LSF has a widely expressed paralog, LBP1A [35], whose activity is also inhibited by FQI1 (T. Grant, unpublished observations). Unlike LSF, however, LBP1A has not yet been implicated in cancer [1, 2], which is consistent with our results that knockdown of LSF alone caused the same molecular and phenotypic outcomes as those caused by FQI1. Nonetheless, to determine the potential contribution of LBP1A to FQI1 outcomes, we investigated the mitotic phenotypes upon LBP1A siRNA treatment. An identified siRNA resulted in robust and durable knockdown of LBP1A-encoding RNA (Additional File 3, Fig. S6A), with no reduction in MAD2L1 RNA levels (Additional File 3, Fig. S6B). Using two distinct assays, knockdown of LBP1A did reduce overall cell proliferation in the cell population to a limited extent, but much less so than did knockdown of LSF (Fig. 5a-b). Despite this slight decrease in cell number over time relative to the control, LBP1A knockdown did not lead to any significant drop in cell viability between 72 and 96 h post-transfection, unlike the dramatic drop in viability evident upon LSF knockdown at this time interval (Fig. 5b). Furthermore, LBP1A knockdown did not observably inhibit mitotic progression as measured by cellular DNA profiling (Additional File 3, Fig. S6C). As a more sensitive assay, time-lapse microscopy did detect a subtle increase in average mitotic time upon LBP1A knockdown (1.5–fold, Fig. 5c-d), but with only a small percentage of the cells being demonstrably affected. This limited extent of mitotic delay is consistent with the overall limited reduction in cell proliferation upon LBP1A knockdown. Notably, no abnormal mitotic phenotypes were observed either by time-lapse or immunofluorescent microscopy, however. Given the minimal cellular consequences upon inhibiting LBP1A, we conclude that inhibition of LSF activity is what drives the dramatic FQI1-mediated mitotic defects.
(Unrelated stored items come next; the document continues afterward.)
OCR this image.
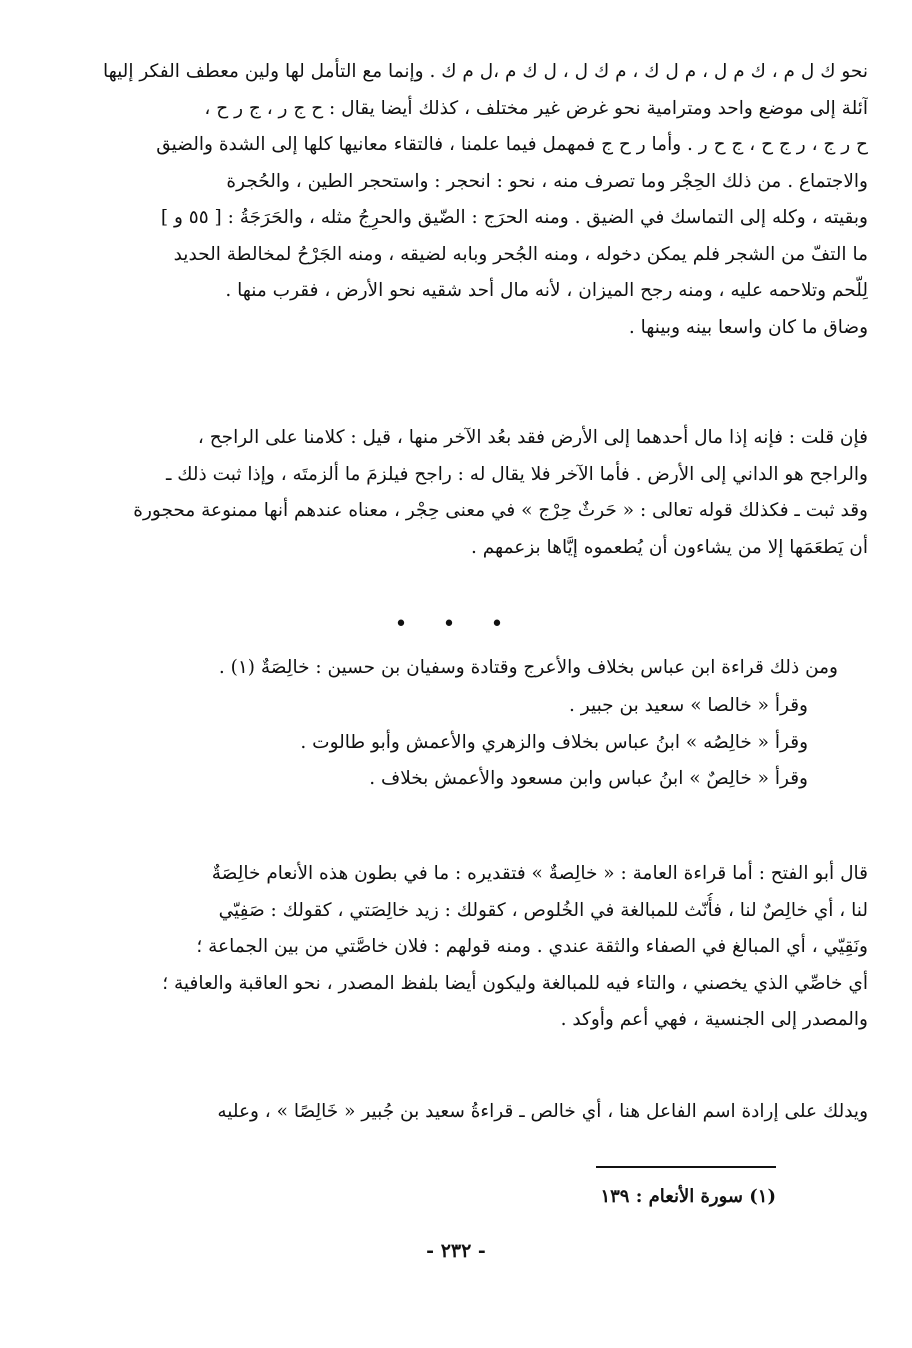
نحو ك ل م ، ك م ل ، م ل ك ، م ك ل ، ل ك م ،ل م ك . وإنما مع التأمل لها ولين معطف الفكر إليها
آئلة إلى موضع واحد ومترامية نحو غرض غير مختلف ، كذلك أيضا يقال : ح ج ر ، ج ر ح ،
ح ر ج ، ر ج ح ، ج ح ر . وأما ر ح ج فمهمل فيما علمنا ، فالتقاء معانيها كلها إلى الشدة والضيق
والاجتماع . من ذلك الحِجْر وما تصرف منه ، نحو : انحجر : واستحجر الطين ، والحُجرة
وبقيته ، وكله إلى التماسك في الضيق . ومنه الحرَج : الضّيق والحرِجُ مثله ، والحَرَجَةُ : [ ٥٥ و ]
ما التفّ من الشجر فلم يمكن دخوله ، ومنه الجُحر وبابه لضيقه ، ومنه الجَرْحُ لمخالطة الحديد
لِلّحم وتلاحمه عليه ، ومنه رجح الميزان ، لأنه مال أحد شقيه نحو الأرض ، فقرب منها .
وضاق ما كان واسعا بينه وبينها .
فإن قلت : فإنه إذا مال أحدهما إلى الأرض فقد بعُد الآخر منها ، قيل : كلامنا على الراجح ،
والراجح هو الداني إلى الأرض . فأما الآخر فلا يقال له : راجح فيلزمَ ما ألزمتَه ، وإذا ثبت ذلك ـ
وقد ثبت ـ فكذلك قوله تعالى : « حَرثٌ حِرْج » في معنى حِجْر ، معناه عندهم أنها ممنوعة محجورة
أن يَطعَمَها إلا من يشاءون أن يُطعموه إيَّاها بزعمهم .
• • •
ومن ذلك قراءة ابن عباس بخلاف والأعرج وقتادة وسفيان بن حسين : خالِصَةٌ (١) .
وقرأ « خالصا » سعيد بن جبير .
وقرأ « خالِصُه » ابنُ عباس بخلاف والزهري والأعمش وأبو طالوت .
وقرأ « خالِصٌ » ابنُ عباس وابن مسعود والأعمش بخلاف .
قال أبو الفتح : أما قراءة العامة : « خالِصةٌ » فتقديره : ما في بطون هذه الأنعام خالِصَةٌ
لنا ، أي خالِصٌ لنا ، فأُنّث للمبالغة في الخُلوص ، كقولك : زيد خالِصَتي ، كقولك : صَفِيّي
ونَقِيّي ، أي المبالغ في الصفاء والثقة عندي . ومنه قولهم : فلان خاصَّتي من بين الجماعة ؛
أي خاصِّي الذي يخصني ، والتاء فيه للمبالغة وليكون أيضا بلفظ المصدر ، نحو العاقبة والعافية ؛
والمصدر إلى الجنسية ، فهي أعم وأوكد .
ويدلك على إرادة اسم الفاعل هنا ، أي خالص ـ قراءةُ سعيد بن جُبير « خَالِصًا » ، وعليه
(١) سورة الأنعام : ١٣٩
- ٢٣٢ -
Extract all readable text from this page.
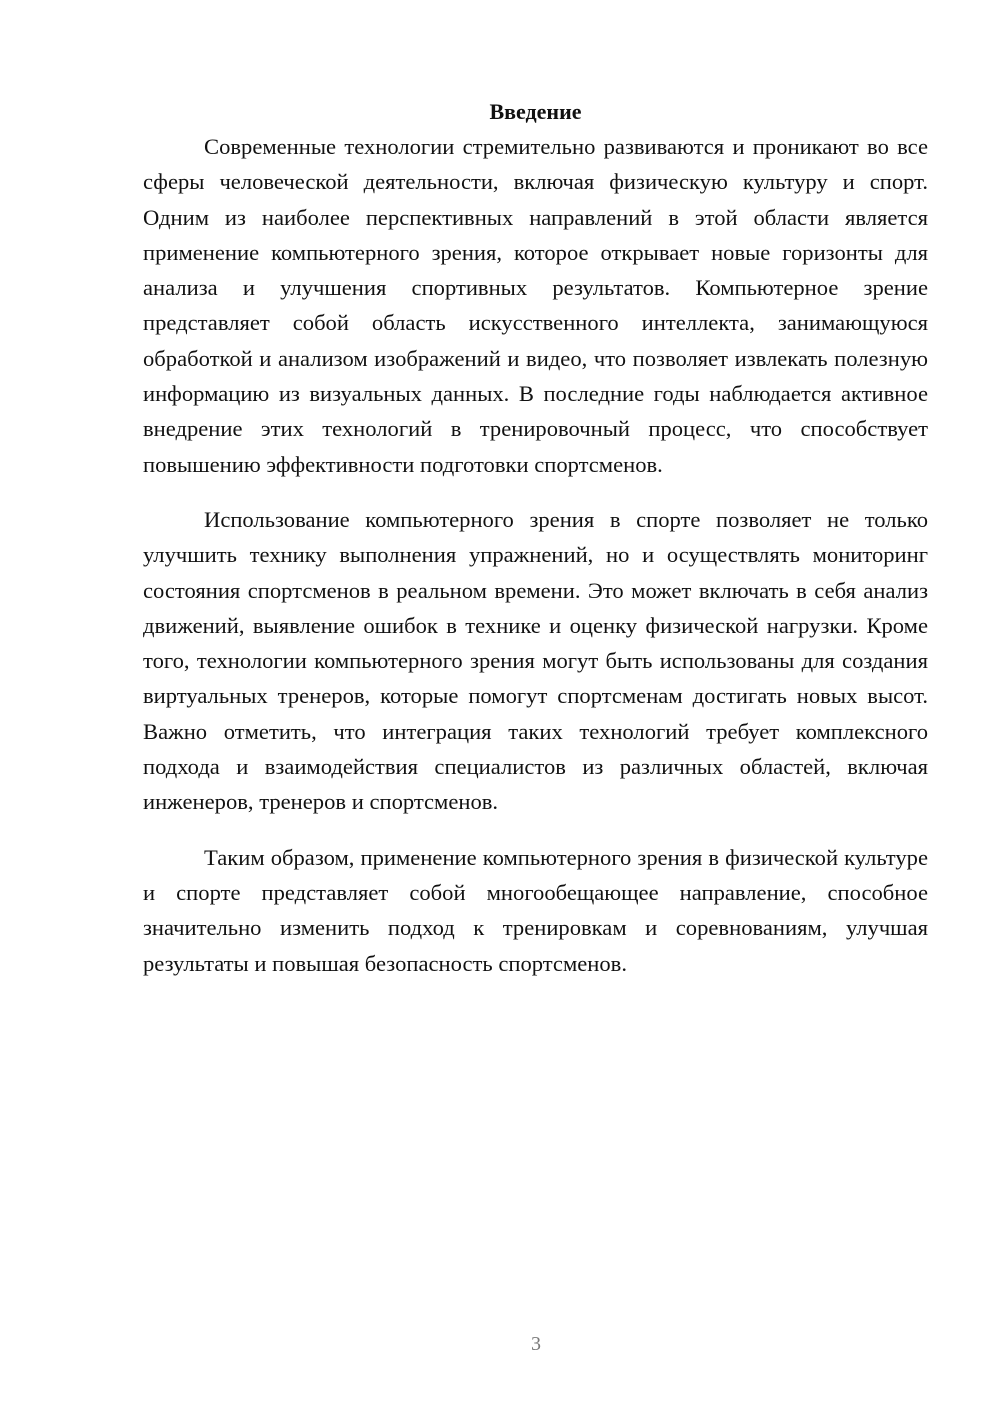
Введение

Современные технологии стремительно развиваются и проникают во все сферы человеческой деятельности, включая физическую культуру и спорт. Одним из наиболее перспективных направлений в этой области является применение компьютерного зрения, которое открывает новые горизонты для анализа и улучшения спортивных результатов. Компьютерное зрение представляет собой область искусственного интеллекта, занимающуюся обработкой и анализом изображений и видео, что позволяет извлекать полезную информацию из визуальных данных. В последние годы наблюдается активное внедрение этих технологий в тренировочный процесс, что способствует повышению эффективности подготовки спортсменов.

Использование компьютерного зрения в спорте позволяет не только улучшить технику выполнения упражнений, но и осуществлять мониторинг состояния спортсменов в реальном времени. Это может включать в себя анализ движений, выявление ошибок в технике и оценку физической нагрузки. Кроме того, технологии компьютерного зрения могут быть использованы для создания виртуальных тренеров, которые помогут спортсменам достигать новых высот. Важно отметить, что интеграция таких технологий требует комплексного подхода и взаимодействия специалистов из различных областей, включая инженеров, тренеров и спортсменов.

Таким образом, применение компьютерного зрения в физической культуре и спорте представляет собой многообещающее направление, способное значительно изменить подход к тренировкам и соревнованиям, улучшая результаты и повышая безопасность спортсменов.

3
Induction of cellular senescence following inhibition of LSF
In addition to mitotic delay resulting from LSF inhibition, some cells undergoing synchronization while inhibiting LSF were arrested at other points in the cell cycle, as suggested above by the reduction in cyclin B expression. Cellular DNA profiling of both 3.6 μM FQI1-treated and LSF siRNA-treated cells being synchronized with a double thymidine block captured cells that no longer progressed from the 2n state through S phase upon release from the G1/S block (Fig. 1b, Additional File 3, Fig. S4A; Additional file 2), and time-lapse microscopy showed that a considerable fraction of the cells treated with LSF siRNA during a thymidine block never underwent nuclear envelope breakdown during 10–12 h after release from the G1/S block (Additional File 3, Fig. S4B). Mitotic defects, caused by multiple distinct insults, can lead to senescence after G1 re-entry with either 2n or 4n DNA content [36, 37]. Thus, we hypothesized that mitotic defects from decreasing LSF levels or activity during previous cell divisions resulted in senescence. To test this hypothesis, cells were synchronized as before by a double thymidine block in the presence of FQI1, or LSF siRNA, and analyzed for senescence by monitoring β-galactosidase activity at low pH [38] at a time point when control cells entered mitosis. Both reduction in LSF levels and inhibition of LSF activity resulted in significantly greater numbers of β-galactosidase-positive cells (stained blue) compared to the respective controls (Fig. 6a-b). Although the absolute degree of senescence varied between experiments, and was generally more pronounced with LSF siRNA treatment, overall there was a consistent 3- to 5-fold increase in senescent cells with increasing amounts of LSF inhibition. Only treatment with 0.9 μM FQI1 was not sufficient to induce senescence (Fig. 6c-d). These data show that inhibition of LSF can result in senescence of cancer cells, and support the hypothesis that reduced LSF levels or activity during previous cell cycle(s) can predispose cells to senescence.